Because he spent the last decade having work funneled to his shop through insurance companies, Weber says his business paid little attention to its web presence. He had an efficient website, but it did little to attract page views, and the business’s search engine optimization (SEO) was lacking. He hired a local SEO company to assist him, and he updated his website with an online review section through Customer Lobby.

He added in-shop practices to assist the effort, as well. He began collecting email addresses from each customer, and began emailing thank-you notes after the repairs were completed. With each note, he included a link to his review page.

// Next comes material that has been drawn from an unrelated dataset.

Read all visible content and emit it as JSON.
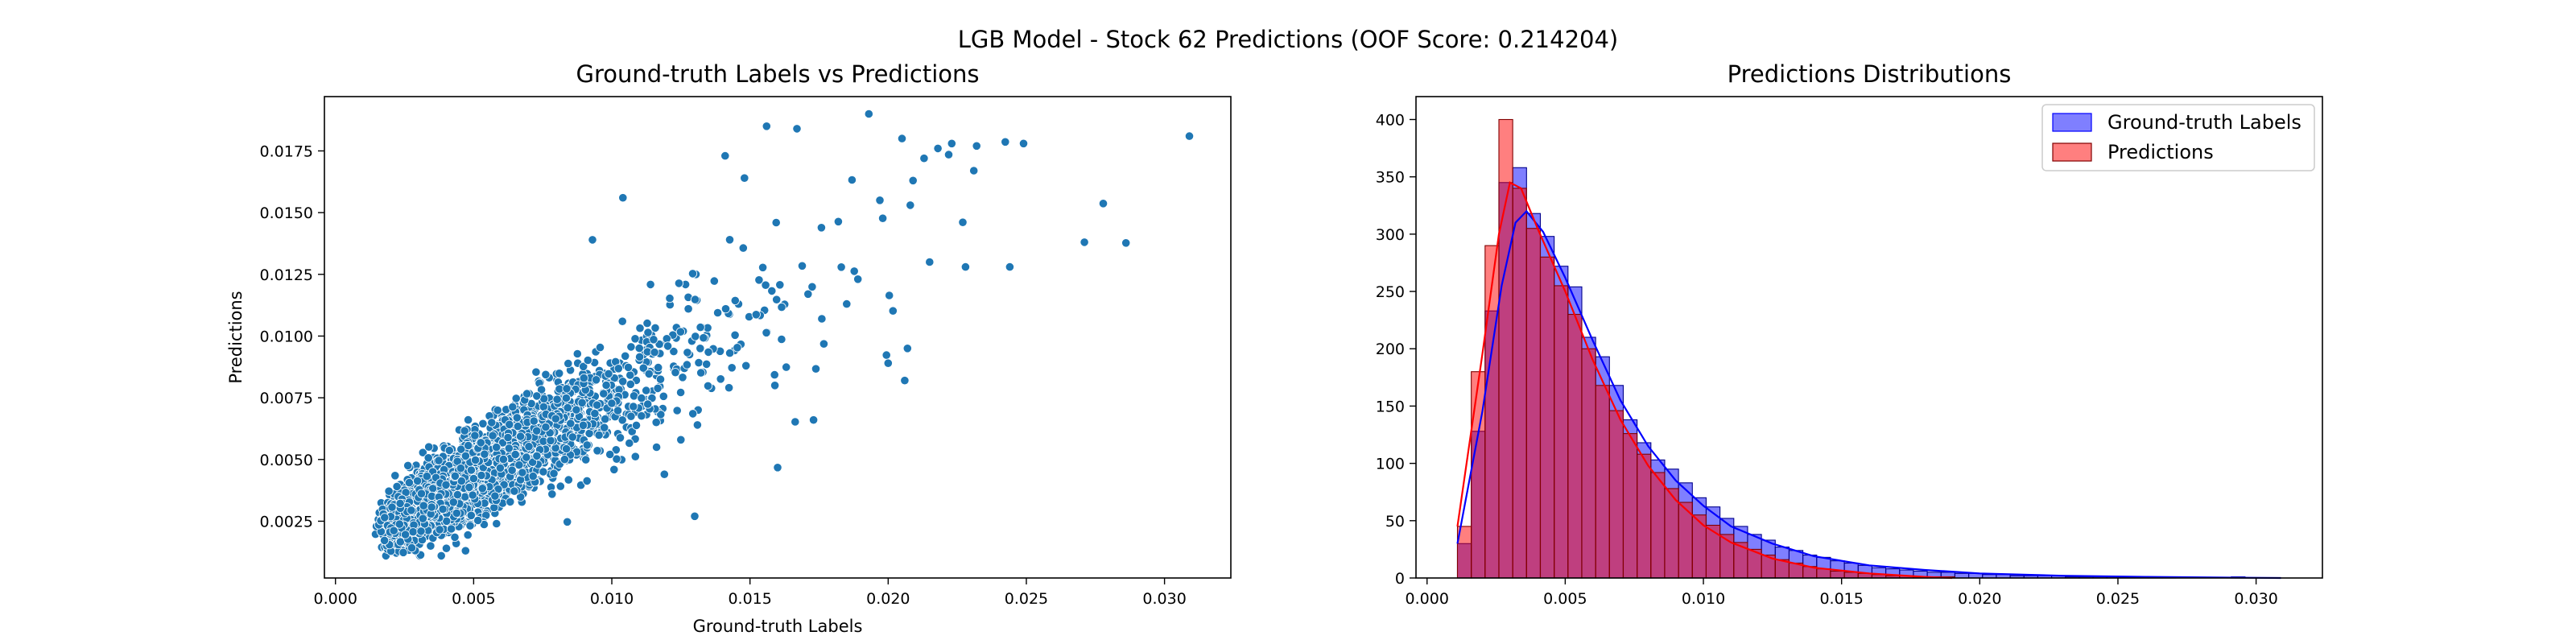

As the shop’s web presence grew, Weber began focusing his marketing efforts to the other businesses in his community through an outside sales campaign. He started making in-person visits to various dealerships, insurance offices and mechanical repair businesses in the area, armed with boxes of cookies with his shop’s logo and phone number on them.

The boxes, he says, are from Collision Services. He buys the cookies at a local store, making the total cost roughly $5 per box, he says.

“The cookies are a great icebreaker,” he says, “and because we do it regularly—we make it to each business on our list every two weeks—they look forward to it.”

More than anything, Weber says, it gives him the opportunity to show them who he is, tell his shop’s story and, hopefully, gain customers through old-fashioned relationships and referrals.

The Aftermath

Even with the economy still slumping, Weber saw his revenue and car count rising over the course of the next two years. In 2012, sales topped $1.2 million, and his shop averaged 70 jobs per month—both highs for the business.

The numbers, though, don’t tell the whole story.

The shop has arguably the strongest SEO of any collision facility in the area, due in large part to the business’s stellar online reviews. AutoSport has more than 100 reviews with a total average of a five-star rating.

Weber has also been getting a steady stream of work from referrals from local dealerships and mechanical shops.

The Takeaway

AutoSport is a much stronger business today than it was five years ago, Weber says. And, maybe more importantly, it’s a business that Weber enjoys running.

“DRPs can be a great way to gain steady business,” he says, “but they’re not for everyone. You have to be able to run the business you want to run.”

He’s able to do that now, and he’s more successful because of that. Out of necessity, his shop has become more organized (they have daily morning meetings to go over workloads) and more focused on the quality and the service it offers customers.

“We can go back to worrying about what’s right for our customer and for that particular vehicle,” he says. “That’s what we make decisions on, and that’s what the business is all about—again.